An appeals court in West Palm Beach FL has overturned an $8 million verdict in an asbestos and mesothelioma lawsuit that was filed against RJ Reynolds Tobacco Company and Crane Company. The appeals court found that a lower trial court should not have let jurors listen to testimony from an expert whose testimony did not have sufficient factual basis.
According to the en banc opinion that was issued on November 9, the Fourth District Court of Appeal stated that it would not reconsider a decision that overturned the 2013 $8 million award in favor of mesothelioma victim Richard Deliste.
He claimed that he developed the deadly cancer from smoking cigarettes with filters that contained asbestos in the 1950s.

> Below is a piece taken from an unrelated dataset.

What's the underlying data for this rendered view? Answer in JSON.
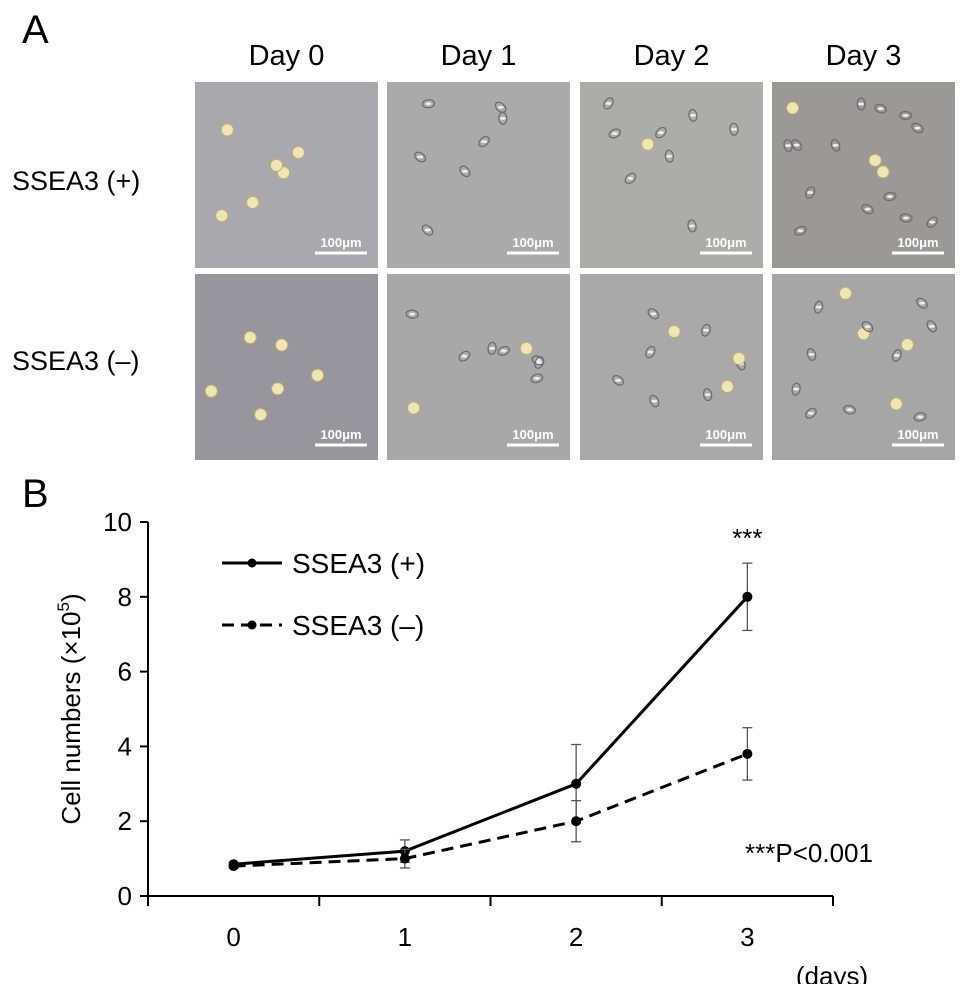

Deliste, who also worked as a pipe fitter in the 1960s, also stated that his asbestos exposure also was partially due to being exposed to gaskets that were made by Crane Company.
What Are the Dangers of Smoking Related to Mesothelioma?
It is well known that being exposed to asbestos can lead to mesothelioma. But how does smoking affect one’s risk for getting this deadly disease? If you smoke, there is no doubt that you are at higher risk for many types of cancers and serious diseases.
Some research indicates that people who smoke every day and have been exposed to asbestos are more likely to get mesothelioma. The malignant version is most common among smokers. This is the deadliest form and most difficult to treat; it affects the lungs, heart abdomen and testicles. Research suggests that the chance of getting mesothelioma or another asbestos disease increases by 90% in smokers.
One of the challenges of this type of research is that there are many types of asbestos diseases; mesothelioma is just one of them. However, the Centers for Disease Control and Prevention has reported that smoking makes it harder for the body to get rid of deadly asbestos fibers. This makes it more likely that the fibers can damage the lungs.
Research also has shown that generally, smoking alone cannot cause mesothelioma. The only exception is with certain types of cigarettes that once had filters that contained asbestos, such as in this lawsuit.
Smoking does make it more likely that you will contract asbestosis, if you have been exposed to asbestos in the past. Those who suffer from asbestosis are more likely to get mesothelioma, and people who have asbestosis and smoke are more likely to get it. Also, the longer you smoke, the more likely you can get these deadly asbestos related illnesses.
Also know that if you have been exposed to asbestos, stopping smoking will reduce your chances of contracting mesothelioma by 50%. If you smoke and you have been exposed to asbestos in the past, you should have regular check ups and x-rays taken annually at one of the many mesothelioma treatment centers in the U.S.
Most asbestos and mesothelioma lawsuits are filed against manufacturing companies; it is very unusual for an asbestos lawsuit to be filed against a tobacco company.
The appeals court stated that testimony from James Dahlgren, MD, stated that low level exposure to some types of asbestos from the Crane gaskets could have caused mesothelioma. However, it was determined that this conclusion was not backed up by scientific data.
The court found that there was not any data presented at trial that showed that this type of asbestos in very low levels could be associated with developing mesothelioma. The court stated that it had an obligation to prevent untested and unverified scientific opinion from being admitted into evidence.
The appeals court also objected to deposition testimony from James Crapo, MD, and industrial hygienist James Rasmuson. The trial court did not have enough information to include or exclude Crapo’s trial testimony, and the Ramuson testimony relied on studies that were not peer reviewed.
RJ Reynolds now faces another possible trial of this case, and the appeals court entered a verdict that was in favor of Crane. Crane and Reynolds were assigned 16% and 22% blame for the worker’s illness at the time of the trial. The remaining responsibility for his cancer was given to other companies that were not involved in the case as it went to the jury.
Deliste stated that both companies caused him to be exposed to asbestos, and he alleged negligence and strict liability. He stated that he used to smoke Kent cigarettes with filters with asbestos when he was in junior high school for about four years in the 1950s. He also stated that he was exposed to asbestos fibers in sheet gaskets by Crane Company.
However, RJ Reynolds was able to successfully challenge this testimony. The company stated that two of the man’s high school friends did not recall that he was smoking at that time of his life, and his ex-wife stated that by the 1960s, he was smoking cigarettes with no filters.